Delivery delays are one reason why there has been a sharp increase in steel prices in recent times. Photo: Le Toan |
Under the proposal, Vietnam plans to impose a 5-per-cent export tax on steel billets and cut the import tax on some products. This move comes as steel prices have increased sharply since the beginning of the year by nearly 40 per cent, affecting the disbursement progress of public investment projects and input costs of many manufacturing industries.
“Although it will reduce the state budget revenue, reduction of import tax rates is not expected to be large because current import demand for iron and steel is not high,” stated the Ministry of Finance (MoF), while stressing the key target of stabilising local prices.
This is not the first time the imposition of steel tax has been discussed. If approved, the tax could influence the operation of steel billet makers such as Hoa Phat Group, Taiwanese-backed Formosa, and Vina Kyoei.
If the tax is imposed, these large Vietnamese exporters would need to offer prices uncompetitive in key Asian markets. For instance, Hoa Phat Group is currently the largest exporter of squared billets in the country, with more than 560,000 tonnes, followed by Formosa with an export volume of more than 128,000 tonnes.

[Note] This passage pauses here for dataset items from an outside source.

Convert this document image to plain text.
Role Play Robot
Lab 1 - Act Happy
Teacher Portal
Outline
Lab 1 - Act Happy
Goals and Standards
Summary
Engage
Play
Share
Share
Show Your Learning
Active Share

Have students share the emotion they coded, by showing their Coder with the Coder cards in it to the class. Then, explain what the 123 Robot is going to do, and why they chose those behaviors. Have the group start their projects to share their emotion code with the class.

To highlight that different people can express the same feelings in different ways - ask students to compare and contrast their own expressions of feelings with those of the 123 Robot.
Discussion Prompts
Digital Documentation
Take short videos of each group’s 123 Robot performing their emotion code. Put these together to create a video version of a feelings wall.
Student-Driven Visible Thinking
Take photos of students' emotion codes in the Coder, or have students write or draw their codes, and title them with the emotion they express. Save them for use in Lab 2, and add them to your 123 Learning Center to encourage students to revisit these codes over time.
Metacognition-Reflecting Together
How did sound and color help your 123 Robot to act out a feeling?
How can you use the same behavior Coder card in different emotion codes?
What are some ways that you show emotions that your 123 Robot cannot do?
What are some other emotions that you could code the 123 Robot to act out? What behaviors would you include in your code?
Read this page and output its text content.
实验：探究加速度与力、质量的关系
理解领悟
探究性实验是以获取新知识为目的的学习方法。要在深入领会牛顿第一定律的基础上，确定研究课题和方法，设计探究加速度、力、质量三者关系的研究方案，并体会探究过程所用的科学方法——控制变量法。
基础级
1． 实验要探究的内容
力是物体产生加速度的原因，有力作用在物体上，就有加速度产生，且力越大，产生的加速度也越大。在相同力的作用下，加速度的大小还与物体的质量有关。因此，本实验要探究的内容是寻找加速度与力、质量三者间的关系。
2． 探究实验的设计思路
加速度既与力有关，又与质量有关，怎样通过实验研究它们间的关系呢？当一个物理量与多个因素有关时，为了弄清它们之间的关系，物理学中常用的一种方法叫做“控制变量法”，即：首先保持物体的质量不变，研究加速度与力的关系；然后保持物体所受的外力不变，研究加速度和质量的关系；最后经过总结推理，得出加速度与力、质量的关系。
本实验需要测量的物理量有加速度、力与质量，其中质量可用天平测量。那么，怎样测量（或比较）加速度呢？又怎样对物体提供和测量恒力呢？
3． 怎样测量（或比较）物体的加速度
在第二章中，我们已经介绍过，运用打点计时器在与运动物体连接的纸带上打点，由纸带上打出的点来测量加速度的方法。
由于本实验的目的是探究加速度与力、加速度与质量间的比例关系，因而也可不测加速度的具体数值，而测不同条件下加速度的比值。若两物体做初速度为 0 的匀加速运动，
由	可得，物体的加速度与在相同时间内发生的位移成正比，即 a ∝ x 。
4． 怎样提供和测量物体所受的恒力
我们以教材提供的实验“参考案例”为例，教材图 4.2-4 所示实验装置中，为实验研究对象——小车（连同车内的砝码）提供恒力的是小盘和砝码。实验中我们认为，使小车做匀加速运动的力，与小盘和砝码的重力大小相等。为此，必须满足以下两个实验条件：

To support its members, the Vietnam Steel Association (VSA) has petitioned the government to refrain from applying the tax, saying it is necessary for local mills to keep exporting billets to maintain production, particularly as domestic demand is not high enough to support production levels.
The VSA stressed that the recently rising steel prices are mainly driven by increasing global raw material costs and demand, with some saying that Vietnamese steel will lose its competitiveness, while the domestic market could become fiercer.
Nghiem Xuan Da, chairman of the VSA, said the Vietnamese steel market relies on imported input materials such as scrap steel, coke, ore, and others. When the prices of raw materials increase globally, domestic steel prices will surely rise as well, he said.
Along with that, the pandemic disrupted the global supply chains, causing delays in delivery times – which is another reason for the sharp increase in steel prices.
“Therefore, to cope with the current situation, steelmakers need to boost production, maximise supply capacity, and take measures to reduce costs, while coordinating the supply chain to further reduce prices, stabilise the market, and avoid speculation and hoarding,” Da said, adding that now is not the right time for a tax adjustment.
Nevertheless, the government and related ministries have yet not replied to the VSA’s petition.
A representative of Hoa Sen Group commented that the increase in steel prices not only happens locally but also worldwide, arguing that the price hikes are only happening in the short term. “Thus, there should not be a tax policy to regulate short-term price fluctuations of the market, as proposed by the MoF,” the representative said.
Hiroyuki Iwasa, general director of Vina Kyoei Steel Company, said that the draft related to import tax on steel products will not make any sense at the present time. Prices of finished steel products are heavily affected by global market prices. The new policy, if applied, would increase the existing pressure on domestic manufacturers, forcing some into bankruptcy, according to Iwasa.